Some young adults from my local church recently approached me, expressing interest in ministry involvement and wondering if there were any areas of ministry in which they could get involved. My initial reaction was, “I can’t think of anything off the top of my head, but I will keep you in mind.” What does this reveal about how I view and understand ministry? Essentially, I reduced ministry and service down to being a specific task or job that a person could fill…and since there were no “open jobs” in the church, then no opportunities for ministry existed. I could have just said, “I’m so sorry, college-age student. Just wait until someone retires or dies. I’ll call you then.”

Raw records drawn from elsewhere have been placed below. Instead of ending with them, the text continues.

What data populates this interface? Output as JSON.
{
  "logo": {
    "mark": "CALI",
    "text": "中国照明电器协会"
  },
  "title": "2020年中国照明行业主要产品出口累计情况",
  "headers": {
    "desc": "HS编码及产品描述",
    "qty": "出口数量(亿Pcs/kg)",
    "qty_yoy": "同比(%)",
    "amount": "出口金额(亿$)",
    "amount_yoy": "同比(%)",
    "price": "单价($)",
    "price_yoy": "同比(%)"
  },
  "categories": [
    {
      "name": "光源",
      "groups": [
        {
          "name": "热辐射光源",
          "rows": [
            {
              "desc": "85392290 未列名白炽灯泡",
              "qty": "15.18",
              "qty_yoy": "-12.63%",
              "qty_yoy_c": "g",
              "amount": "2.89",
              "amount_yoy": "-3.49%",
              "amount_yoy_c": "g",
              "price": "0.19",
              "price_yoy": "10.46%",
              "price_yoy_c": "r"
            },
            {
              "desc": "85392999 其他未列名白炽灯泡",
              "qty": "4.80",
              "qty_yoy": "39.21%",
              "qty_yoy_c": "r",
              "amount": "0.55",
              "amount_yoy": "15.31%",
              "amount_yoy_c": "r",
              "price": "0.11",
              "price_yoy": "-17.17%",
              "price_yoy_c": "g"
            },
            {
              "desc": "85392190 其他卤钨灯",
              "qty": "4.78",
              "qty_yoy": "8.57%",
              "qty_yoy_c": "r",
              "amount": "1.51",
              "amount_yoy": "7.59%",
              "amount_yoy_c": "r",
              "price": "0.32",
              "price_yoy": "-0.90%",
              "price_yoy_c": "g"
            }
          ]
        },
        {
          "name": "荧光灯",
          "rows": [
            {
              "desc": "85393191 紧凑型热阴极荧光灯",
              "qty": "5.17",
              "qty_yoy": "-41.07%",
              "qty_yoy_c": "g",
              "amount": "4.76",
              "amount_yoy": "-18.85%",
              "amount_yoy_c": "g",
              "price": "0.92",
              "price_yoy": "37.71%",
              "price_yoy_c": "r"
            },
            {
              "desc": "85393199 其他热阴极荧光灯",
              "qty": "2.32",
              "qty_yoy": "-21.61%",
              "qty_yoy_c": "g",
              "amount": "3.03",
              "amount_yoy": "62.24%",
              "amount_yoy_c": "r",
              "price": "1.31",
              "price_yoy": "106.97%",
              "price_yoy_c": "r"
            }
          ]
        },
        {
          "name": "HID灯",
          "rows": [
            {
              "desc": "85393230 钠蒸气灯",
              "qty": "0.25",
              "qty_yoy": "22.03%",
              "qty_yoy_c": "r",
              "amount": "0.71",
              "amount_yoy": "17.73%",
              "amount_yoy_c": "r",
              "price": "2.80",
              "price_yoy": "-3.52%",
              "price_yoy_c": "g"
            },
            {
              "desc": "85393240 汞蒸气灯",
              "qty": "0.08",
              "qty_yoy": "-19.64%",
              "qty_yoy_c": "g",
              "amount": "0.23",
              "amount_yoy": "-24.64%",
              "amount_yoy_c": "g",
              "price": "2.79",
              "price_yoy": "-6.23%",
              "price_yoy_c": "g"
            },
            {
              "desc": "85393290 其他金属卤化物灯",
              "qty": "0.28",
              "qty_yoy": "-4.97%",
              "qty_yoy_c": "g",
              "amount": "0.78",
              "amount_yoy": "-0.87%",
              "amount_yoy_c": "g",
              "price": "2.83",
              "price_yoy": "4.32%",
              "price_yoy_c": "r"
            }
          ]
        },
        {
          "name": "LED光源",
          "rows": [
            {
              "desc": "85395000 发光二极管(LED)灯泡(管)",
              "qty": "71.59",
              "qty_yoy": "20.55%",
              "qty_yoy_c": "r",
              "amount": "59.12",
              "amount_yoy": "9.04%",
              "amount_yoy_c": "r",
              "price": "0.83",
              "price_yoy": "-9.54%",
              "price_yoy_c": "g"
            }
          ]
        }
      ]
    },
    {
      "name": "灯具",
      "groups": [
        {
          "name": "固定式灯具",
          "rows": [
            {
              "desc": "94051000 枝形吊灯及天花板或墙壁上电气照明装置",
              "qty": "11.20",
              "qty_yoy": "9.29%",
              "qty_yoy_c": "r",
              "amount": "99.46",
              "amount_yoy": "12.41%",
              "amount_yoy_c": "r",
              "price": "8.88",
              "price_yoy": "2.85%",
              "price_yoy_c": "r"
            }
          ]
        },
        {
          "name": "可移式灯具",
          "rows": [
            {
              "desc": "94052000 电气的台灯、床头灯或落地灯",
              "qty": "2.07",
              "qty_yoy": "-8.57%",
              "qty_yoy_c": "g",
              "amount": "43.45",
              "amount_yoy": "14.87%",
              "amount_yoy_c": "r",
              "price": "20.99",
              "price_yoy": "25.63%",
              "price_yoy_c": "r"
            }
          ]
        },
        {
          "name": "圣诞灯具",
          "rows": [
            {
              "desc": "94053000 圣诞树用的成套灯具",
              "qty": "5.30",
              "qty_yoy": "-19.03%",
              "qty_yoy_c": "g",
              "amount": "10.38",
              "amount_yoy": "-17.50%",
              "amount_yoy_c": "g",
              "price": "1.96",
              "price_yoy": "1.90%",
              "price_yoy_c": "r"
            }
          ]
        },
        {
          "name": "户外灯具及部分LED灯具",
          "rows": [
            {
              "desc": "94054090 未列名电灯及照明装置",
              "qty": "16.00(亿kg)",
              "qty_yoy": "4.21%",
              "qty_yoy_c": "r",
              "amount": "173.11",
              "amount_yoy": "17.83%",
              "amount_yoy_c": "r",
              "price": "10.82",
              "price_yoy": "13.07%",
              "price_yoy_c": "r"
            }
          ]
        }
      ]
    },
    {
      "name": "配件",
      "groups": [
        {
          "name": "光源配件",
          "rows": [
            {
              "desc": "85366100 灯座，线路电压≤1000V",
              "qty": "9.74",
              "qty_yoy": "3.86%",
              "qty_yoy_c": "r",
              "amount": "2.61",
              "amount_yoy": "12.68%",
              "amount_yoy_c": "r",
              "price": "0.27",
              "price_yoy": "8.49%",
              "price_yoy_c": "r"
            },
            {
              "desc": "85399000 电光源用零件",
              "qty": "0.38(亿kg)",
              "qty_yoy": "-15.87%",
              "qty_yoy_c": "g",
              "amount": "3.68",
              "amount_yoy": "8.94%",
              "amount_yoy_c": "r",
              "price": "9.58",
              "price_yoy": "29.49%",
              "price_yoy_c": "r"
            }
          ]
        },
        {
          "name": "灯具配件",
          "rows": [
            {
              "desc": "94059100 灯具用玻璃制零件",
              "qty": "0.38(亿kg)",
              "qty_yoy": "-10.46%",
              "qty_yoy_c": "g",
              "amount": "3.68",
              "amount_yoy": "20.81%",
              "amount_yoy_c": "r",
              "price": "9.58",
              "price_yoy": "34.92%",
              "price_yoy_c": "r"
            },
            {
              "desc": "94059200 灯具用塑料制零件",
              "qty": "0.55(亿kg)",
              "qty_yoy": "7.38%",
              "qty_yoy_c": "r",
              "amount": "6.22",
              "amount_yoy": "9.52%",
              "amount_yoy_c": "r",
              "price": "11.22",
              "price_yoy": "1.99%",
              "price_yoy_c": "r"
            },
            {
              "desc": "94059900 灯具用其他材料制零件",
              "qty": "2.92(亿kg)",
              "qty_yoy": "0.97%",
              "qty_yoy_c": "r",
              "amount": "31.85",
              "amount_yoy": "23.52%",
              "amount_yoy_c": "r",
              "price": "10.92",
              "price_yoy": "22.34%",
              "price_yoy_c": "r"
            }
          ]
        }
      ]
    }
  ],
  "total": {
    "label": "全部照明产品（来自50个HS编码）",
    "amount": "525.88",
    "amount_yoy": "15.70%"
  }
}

Not long after this happened I began reading The Trellis and The Vine by Colin Marshall and Tony Payne. I found myself saying “amen” and nodding my head in agreement often. I have also felt convicted as well. The authors spend much time arguing that every Christian must be involved in gospel proclamation. Therefore, thinking of ministry as “jobs” is not very helpful. My friend Tyler said, “if a ministry is a set of jobs, then the ministry’s needs are met when all the positions are filled.” Thinking of ministry primarily as specific jobs and tasks often emphasizes roles that are not always specifically related to the gospel. No offense to you nursery workers, door greeters, and ushers, but one doesn’t even have to be a Christian to do these jobs well.
How could I have responded to these young adults? Well, rather than thinking of specific jobs in the church I could have said, “See that guy over there? He is a new believer, it would be great if you began meeting with him regularly and read the Bible together.” or “Can you think of one person in your class or dorm that you could spend more time with and look for opportunities to share the gospel?”
When we emphasize these kinds of things, we emphasize ministry that is directly related to the gospel. Of course, I hope our church sees new, younger ushers and door greeters; I think this helps and encourages our church. However, I hope many more will spend the majority of their ministry energy one to one discussions and in small groups in gospel-centered, disciple-making relationships.